Dawn Parrett Thurston, an eighth-generation descendant of Frederick Parrett, her earliest-known paternal ancestor, became intrigued with the family during her college days. As she embarked on what became a decades-long study of the Parretts, her research took her to Switzerland and Germany, where she followed the route of Frederick’s eighteenth-century emigrant journey down the Rhine River to the port where he embarked to America. She visited Frederick’s farm in Virginia’s Shenandoah Valley and drove the western migration routes taken by the four generations that immediately followed him, standing on the soil of their former farms in Tennessee, Ohio, and Iowa.
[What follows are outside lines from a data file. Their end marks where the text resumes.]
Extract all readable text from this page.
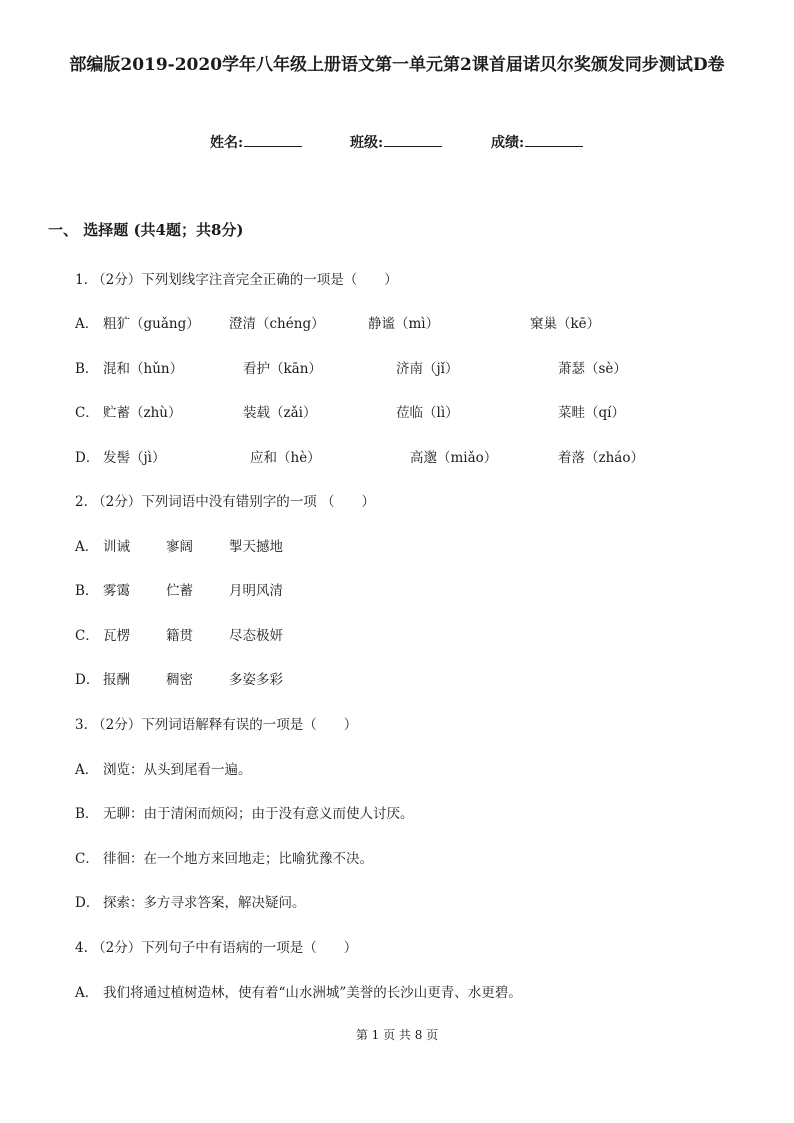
部编版2019-2020学年八年级上册语文第一单元第2课首届诺贝尔奖颁发同步测试D卷
姓名:	班级:	成绩:
一、 选择题 (共4题；共8分)
1. （2分）下列划线字注音完全正确的一项是（　　）
A． 粗犷（guǎng） 澄清（chéng）	静谧（mì）	窠巢（kē）
B． 混和（hǔn）	看护（kān）	济南（jǐ）	萧瑟（sè）
C． 贮蓄（zhù）	装载（zǎi）	莅临（lì）	菜畦（qí）
D． 发髻（jì）	应和（hè）	高邈（miǎo）	着落（zháo）
2. （2分）下列词语中没有错别字的一项 （　　）
A． 训诫	寥阔	掣天撼地
B． 雾霭	伫蓄	月明风清
C． 瓦楞	籍贯	尽态极妍
D． 报酬	稠密	多姿多彩
3. （2分）下列词语解释有误的一项是（　　）
A． 浏览：从头到尾看一遍。
B． 无聊：由于清闲而烦闷；由于没有意义而使人讨厌。
C． 徘徊：在一个地方来回地走；比喻犹豫不决。
D． 探索：多方寻求答案，解决疑问。
4. （2分）下列句子中有语病的一项是（　　）
A． 我们将通过植树造林，使有着“山水洲城”美誉的长沙山更青、水更碧。
第 1 页 共 8 页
As the author examined available family records against the backdrop of American history, she came to see that the Parrett story was part of a much larger, fascinating narrative. The Parrett Migration spans nearly two hundred years of American history, a period when the country was in a constant state of flux, its borders ever expanding, its citizens embarking on exhausting and sometimes dangerous migrations in their quest for more land. The author discovered that her ancestors were on the trails during all the major migrations, traveling on foot, on horseback, and in covered wagons, forsaking the comforts of a settled situation, even a prosperous situation, to carve a new life for themselves out of the wilderness. The Parrett Migration is more than a family story, it turns out; it’s America’s story.

Bio:  Dawn Parrett Thurston has taught memoir and family history writing for nearly two decades. She is the co-author of  Breathe Life into Your Life Story: How to Write a Story People Will WANT to Read and Remembering William and Bella (Bullock) Miller. She earned a bachelor’s degree in English from UCLA and a master’s in communications from California State University, Fullerton. She and her husband live in Orange County, California. 


The Parrett Migration: Their Story is America's Story
344 pages
Illustrations:  photos, charts, custom maps and artwork
Endnotes, bibliography, appendix, index
Professionally designed cover and interior

John Colletta has reviewed Dawn's book and had this to say about it:

In The Parrett Migration, Dawn Thurston has achieved an engaging saga of America’s formation. Inspired by the journeys her ancestors took over a span of 200 years—from the German Rhineland to the colonial East to the 20th-century Pacific coast—Thurston follows in their footsteps—literally!—and takes us along. With easy, vivid prose and lavish illustration—maps, documents, engravings, photographs, and more—she leads us from one hearty, optimistic and energetic family to the next, generation to generation, from Virginia to Tennessee to Ohio to Iowa to California… Westward ho! This meticulously documented narrative is brought to life with scenes reimagined from the past—scenes always clearly introduced as such. This monumental work raises the standard for family historians who aspire to write narrative accounts of their ancestors’ lives. Thurston has transformed a personal quest into the quintessential human journey we can all understand, appreciate and enjoy.—John Phillip Colletta, PhD

Disclosure:  Dawn offered to provide a book for my review, but I declined because I could not read it and review it in a relatively short period of time.  I did say that I would publish information about the book so that it received more publicity in genealogy circles.